In un territorio in cui la poca terra coltivabile è stata spesso  portata a braccia dagli uomini e dalle donne del luogo per costruire i ciàn – terrazzamenti in dialetto locale – la scansione ed i ritmi delle attività di produzione dello Sciacchetrà sono rigidamente dettati dai “tempi della natura” mutevoli ed imprevedibili durante tutto il calendario annuale. Da sempre infatti, la profonda conoscenza contadina, antico dialogo, di tipo adattivo tra uomo e natura, ha prodotto un “saper fare” che si è trasmesso e sedimentato nel tempo ed  ha fondato una cultura ed una tradizione che ancor vive.

Per le caratteristiche del territorio l’unico intervento strutturale possibile è stata la monorotaia introdotta nel 1980 dalla Cooperativa Agricoltura che ha alleggerito la faticosa raccolta dell’uva. La monorotaia  si snoda per sedici kilometri in pendii scoscesi e mozzafiato; permette di caricarvi le ceste colme di grappoli che in alcuni tratti vengono tuttora portate “in collo” da Roberto e dai suoi fratelli. Un efficiente sollievo visto che da ragazzi arrivavano a caricarsi sulle spalle fino a 40 Kg ciascuno, per tutto il percorso.

Il ritmo delle attività è scandito dalle stagioni: la vendemmia ha inizio in autunno quando l’uva è maturata perfettamente in un delicato rapporto fra sole e pioggia. Subito stesa, sarà raccolta solo quando passita al punto giusto, decisivi ancora i rapporti temporali fra pioggia, sole e tipo di vento: tramontana o scirocco.
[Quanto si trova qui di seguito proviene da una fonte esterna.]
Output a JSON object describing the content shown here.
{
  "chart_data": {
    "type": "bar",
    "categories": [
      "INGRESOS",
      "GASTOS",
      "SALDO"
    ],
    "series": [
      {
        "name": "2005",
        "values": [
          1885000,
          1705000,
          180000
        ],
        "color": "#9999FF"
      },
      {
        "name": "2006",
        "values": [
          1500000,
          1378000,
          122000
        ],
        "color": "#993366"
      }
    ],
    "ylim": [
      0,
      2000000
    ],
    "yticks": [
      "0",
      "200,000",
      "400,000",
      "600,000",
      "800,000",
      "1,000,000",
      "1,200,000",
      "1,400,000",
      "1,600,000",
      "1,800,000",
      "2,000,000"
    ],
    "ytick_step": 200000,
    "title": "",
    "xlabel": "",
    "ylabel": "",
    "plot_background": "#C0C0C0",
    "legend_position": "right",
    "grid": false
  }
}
In cantina, Roberto non aggiunge lieviti, sono quindi i tempi spontanei di fermentazione e trasformazione degli zuccheri in gradazione alcolica che determinano le fasi di vinificazione. In inverno la potatura può iniziare solo quando le piante di vite hanno perso le foglie, la loro caduta dipende ancora una volta dal “dal tempo che fa”. La fatica del coltivare piccoli appezzamenti strappati nei secoli ai ripidi pendii di questa terra “scheletrica”  richiede, fra l’altro, una costante manutenzione dei muretti a secco che modellano e contengono il terreno tutelandone da secoli l’equilibrio idrogelogico. In primavera ed in estate le attività prevalenti sono di controllo cura e protezione della vigna per favorire un buon andamento della maturazione dell’uva.